But he's not at the docks today. Jim's sitting on a nice big crate, and most of his band are off being inconspicuous. Jim's acting as lookout. When he whistles, the show of inconspicuousness is temporarily lifted, and a few unwary passers by find themselves relieved of a silver crown or two. Jim perks up, because two men have just come ont his pier. But then he sinks back down again. These don't look like the type. See, Jim looks for the sort of guy whose manner is genial to the parting of purses--fat old merchants coming down to oversee a ship, for instnace--and these chaps don't exactly give off "Rob Me!" signals. Everyone in the Docks carries a sword, but these don't just carry them. As narrow the gap is between being carried and being wielded, the swords of these two men traverse it twice and once again.

Jim tries to make himself inconspicuous, too.

Too late. They've seen him, and are striding over. This is unusual, as most often no one pays attention tothe urchins, and if they do, it is simply to adjust their course so that their passage and the locus of the poor wretch in no way cross. But these men are walking towards Big Jimmy, which means they want something with him.

Blood hell, who cares? Jim can fence better than most grown men. "Gentlemen," he sais, and bows a bit.

His courtesy is rewarded with an icy stare. "Yer James Allknock Et Cetera?" asks one of the men.

"James who? Never met him." Big Jim has caught site of the pommel of one of the men's swords. Upon it is a circular device, cut through the center with a sinuous line. Half of the circle is scratched so as to appear darker than the other.

This is the symbol of the Shades. Best to get away as soon as possible.

The other man smirks. "We'll take that as a yes, then?" Teeth flash like steel. Jim sets his jaw. He was supposed to be good at bluffing.

"Stay away from the Theif," the first man says. "Our client knows someone who knows someone who thinks you're a good kid." His expression clearly shows his opinion of that sentiment. "So it would be to our disadvantage were you to get hurt."

With that, the men twirl and stride away. When the have again reached the shore-end of the pier, they stop, and one hurls something towards Jim. It soars gracefully for a few seconds, a black streamer making a dramatic cut of the sun, then lands with a small clatter at Big Jimmy's feet. He bends to pick it up. On the end of the ribbon is a stone encased in a bit of parchment. "Wear this," it says.

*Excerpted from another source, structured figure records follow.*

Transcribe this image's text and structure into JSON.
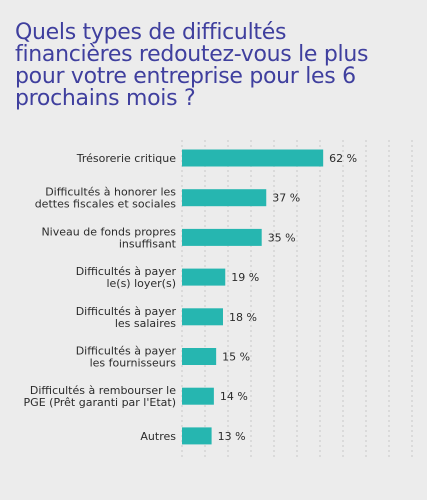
{
  "title_lines": [
    "Quels types de difficultés",
    "financières redoutez-vous le plus",
    "pour votre entreprise pour les 6",
    "prochains mois ?"
  ],
  "colors": {
    "bar": "#26b6b0",
    "title": "#3f3f9e",
    "background": "#ececec"
  },
  "chart_data": {
    "type": "bar",
    "orientation": "horizontal",
    "categories": [
      [
        "Trésorerie critique"
      ],
      [
        "Difficultés à honorer les",
        "dettes fiscales et sociales"
      ],
      [
        "Niveau de fonds propres",
        "insuffisant"
      ],
      [
        "Difficultés à payer",
        "le(s) loyer(s)"
      ],
      [
        "Difficultés à payer",
        "les salaires"
      ],
      [
        "Difficultés à payer",
        "les fournisseurs"
      ],
      [
        "Difficultés à rembourser le",
        "PGE (Prêt garanti par l'Etat)"
      ],
      [
        "Autres"
      ]
    ],
    "values": [
      62,
      37,
      35,
      19,
      18,
      15,
      14,
      13
    ],
    "value_labels": [
      "62 %",
      "37 %",
      "35 %",
      "19 %",
      "18 %",
      "15 %",
      "14 %",
      "13 %"
    ],
    "xlim": [
      0,
      100
    ],
    "grid": true,
    "legend": "none"
  }
}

Grimly, the lad braids the black ribbon into his hair.

-----
end
-----

Expect the next update in a week or two. 

Hope you enjoyed it,
--Jeff


----------



## Paka (Jan 21, 2004)

As someone once wrote on my own Story Hour, "_Not half bad writing.   _  "

Is the P.C. playing the Thief or Jimmy or what?

More about the Shades, please.  Who are they and what have the urchines heard about 'em?

Who rules Greyport?

Thanks.


----------



## Jeph (Jan 24, 2004)

Paka said:
			
		

> As someone once wrote on my own Story Hour, "_Not half bad writing.   _  "
> 
> Is the P.C. playing the Thief or Jimmy or what?
> 
> ...




The PC is the Thief.

The Shades are one of the three big smuggling rings/thieve's guilds in Greyport. They deal more in assassinations than the other two, and are generally considered to be quite spooky. They can be identified by their device, a sort of yin-yang symbol without the dots, that they tend to have engraved on their weapons, jewelry, and clothes buttons. Many have connections in high places, few in low.

Greyport is nominally ruled by the ancient King of Cities, his Good Majesty Benovir the Old. Of course, the emphasis is strongly on nominally, and the real power is often in the hands of some merchant, noble, sorcerer or other, who changes from month to month or year to year.

First real game's this weekend. 
--Jeff


----------